The group hopes the infrastructure will stay in place and some basic maintenance be done because there is always a chance a new government will reverse the decision.
“As fuel costs go up, rail is the obvious choice for freight and, with such a scenic route, a passenger train is an absolute bonus.”
Weatherell Transport’s Steve Weatherell said he expected the decision.
“I don’t like to be a defeatist but I got the gist of what was going on.”
He disputes the KiwiRail figure of $6m a year for line maintenance.
His investment in infrastructure to support the plan to increase usage of the line was not totally lost.
Mr Weatherell said he would most likely take the container swinglifter to Napier port.
East Coast MP Anne Tolley said the decision on the line’s future had taken so long because the figures produced by KiwiRail and Gisborne transporters had to be thoroughly “crawled over”.
As well as a $3 to $4 million repair, other work needed on the line would be too costly.
“We have all known for the past 10 to 15 years that there has been a lack of maintenance.

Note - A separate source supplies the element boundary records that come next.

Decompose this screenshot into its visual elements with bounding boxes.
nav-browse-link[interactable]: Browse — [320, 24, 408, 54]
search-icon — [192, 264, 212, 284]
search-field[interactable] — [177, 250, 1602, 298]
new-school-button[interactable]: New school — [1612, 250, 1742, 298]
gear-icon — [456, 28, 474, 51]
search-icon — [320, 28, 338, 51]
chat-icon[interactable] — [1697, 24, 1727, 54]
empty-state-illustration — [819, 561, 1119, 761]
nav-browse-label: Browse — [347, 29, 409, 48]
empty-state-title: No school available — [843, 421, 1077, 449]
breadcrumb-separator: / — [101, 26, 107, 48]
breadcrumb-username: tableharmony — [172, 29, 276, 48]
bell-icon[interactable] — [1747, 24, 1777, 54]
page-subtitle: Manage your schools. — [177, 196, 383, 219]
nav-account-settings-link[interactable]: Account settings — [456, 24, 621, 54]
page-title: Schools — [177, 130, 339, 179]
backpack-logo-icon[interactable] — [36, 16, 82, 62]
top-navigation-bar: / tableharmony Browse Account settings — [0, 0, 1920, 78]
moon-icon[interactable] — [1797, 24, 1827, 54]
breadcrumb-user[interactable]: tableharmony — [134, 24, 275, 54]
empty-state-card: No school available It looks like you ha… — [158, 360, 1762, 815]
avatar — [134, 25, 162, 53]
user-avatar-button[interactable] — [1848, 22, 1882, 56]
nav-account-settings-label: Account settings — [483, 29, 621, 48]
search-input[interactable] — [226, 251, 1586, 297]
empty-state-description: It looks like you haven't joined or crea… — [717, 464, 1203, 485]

There are a large number of bridges that need maintenance and that is costed at $6m a year.”
Mrs Tolley said that even with the projected freight increase, each train would need to be subsidised by $37,000.
“KiwiRail has not got the money and I could not convince Cabinet to subsidise that.”
In reality there was no real “anchor” customer to build a rail-freight business around.
“In the future if someone like Hikurangi (which is looking to build a mill here in the future) came along, then we can have another look at it.”
To soften the blow, the Government has announced it will instead spend $4 million in the next three years on roading, to create passing “opportunities” between Gisborne and Napier.
Mrs Tolley says this is over and above the $9-$10m realignment and resurfacing programme already announced for this section of road.